Rob, you said something in one episode that stuck with me – that when you leave a writer’s room or something, you kind of know exactly what you’ve created, and you feel an element of control. Of course with sports ownership the whole project with Wrexham is the opposite. You put what you have on the field and whatever happens, happens. I wonder if there were any problems for either of you with that dynamic, the lack of control.
McElhenney: The truth of the matter is that you go into any creative or artistic endeavor and you have an idea of what it could be in your head. And then you listen to the project as you go, because you work with several parties in a good collaboration. So things can change, and you can turn, but you still feel like you can lead it down the road in the right direction to where in the end you may not have achieved exactly what you set out to do, but you have at least some control over how it ends. And here you can get it to the finish line, but in the end there is an objective reality. There is no subjective reality. You either won or you lost. You’ve been promoted, you’ve been relegated or you’re stuck. It is very very difficult, although I will say that it is also part of the excitement. Some of it is just the unknown. We just do our best, hope for the best and then it’s just up to the football gods.

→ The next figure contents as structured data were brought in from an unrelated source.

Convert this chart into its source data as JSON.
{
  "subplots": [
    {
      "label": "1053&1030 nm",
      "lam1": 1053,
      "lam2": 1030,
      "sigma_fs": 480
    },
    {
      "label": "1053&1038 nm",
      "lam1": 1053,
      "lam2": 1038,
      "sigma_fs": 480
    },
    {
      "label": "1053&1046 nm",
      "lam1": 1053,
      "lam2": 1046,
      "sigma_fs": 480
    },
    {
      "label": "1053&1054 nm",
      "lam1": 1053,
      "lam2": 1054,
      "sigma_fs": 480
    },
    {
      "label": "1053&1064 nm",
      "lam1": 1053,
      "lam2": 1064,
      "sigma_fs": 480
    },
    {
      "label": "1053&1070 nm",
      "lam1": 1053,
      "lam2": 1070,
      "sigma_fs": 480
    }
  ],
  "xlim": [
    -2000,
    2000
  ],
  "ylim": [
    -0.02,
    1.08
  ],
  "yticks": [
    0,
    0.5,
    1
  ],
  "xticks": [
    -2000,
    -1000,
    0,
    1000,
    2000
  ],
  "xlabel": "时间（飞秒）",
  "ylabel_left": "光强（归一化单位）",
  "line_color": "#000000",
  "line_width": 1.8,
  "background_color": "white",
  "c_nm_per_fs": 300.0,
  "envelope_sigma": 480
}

Reynolds: That’s really what makes it so poignant to me. You can do the best you can to put the best possible team on the field, but at the end of the day anything can happen in sports. I really believe that when you’re making films – every film I’ve done that didn’t really do, or that misfired in a creative sense, there was one common denominator: we didn’t listen to the film. You have to listen to the film because if you listen to it, it will talk to you and tell you things. If you just say “no no, it’s not in the script and we’re just shooting the script,” you’re going to end up in some pretty precarious positions. And running a football club is no different. It talks to us constantly as we go, and we listen to it as best we can every minute of every day. That’s kind of what makes it a bit of a tightrope walk, it’s this ever-evolving thing where anything can happen. It’s magic.
There has been an influx of football documentaries in recent years – Sunderland Til I Die, the All or Nothing series, all those docs. How many of those documents did you consume, and how much or little influence did those films have on the making of your own documentary?
McElhenney: I’ve always been a massive, massive fan of sports documentaries. I have seen every episode of “30 for 30” multiple times. I will watch anything, any story well told. It’s so great when you can find a sports documentary, specifically one about, maybe a sport you might not care about. Any story well told transcends its subject. So I’ve watched and seen so many different sports documentaries. (“F1: Drive to Survive”) is a good example. I couldn’t care less about cars. I’m not a car guy, it’s not my sport, Formula 1 just wasn’t something I was interested in and now I’m hooked because the storytelling is so good. “30 for 30” was great for that too. I watch everything.
Reynolds: I just watched “In Search of Greatness”. It’s so good. Even if you don’t gravitate towards the sport… F1, I felt exactly the same, but now I know every one of those drivers and the (team principals) and all those guys. You get hooked, and that’s great.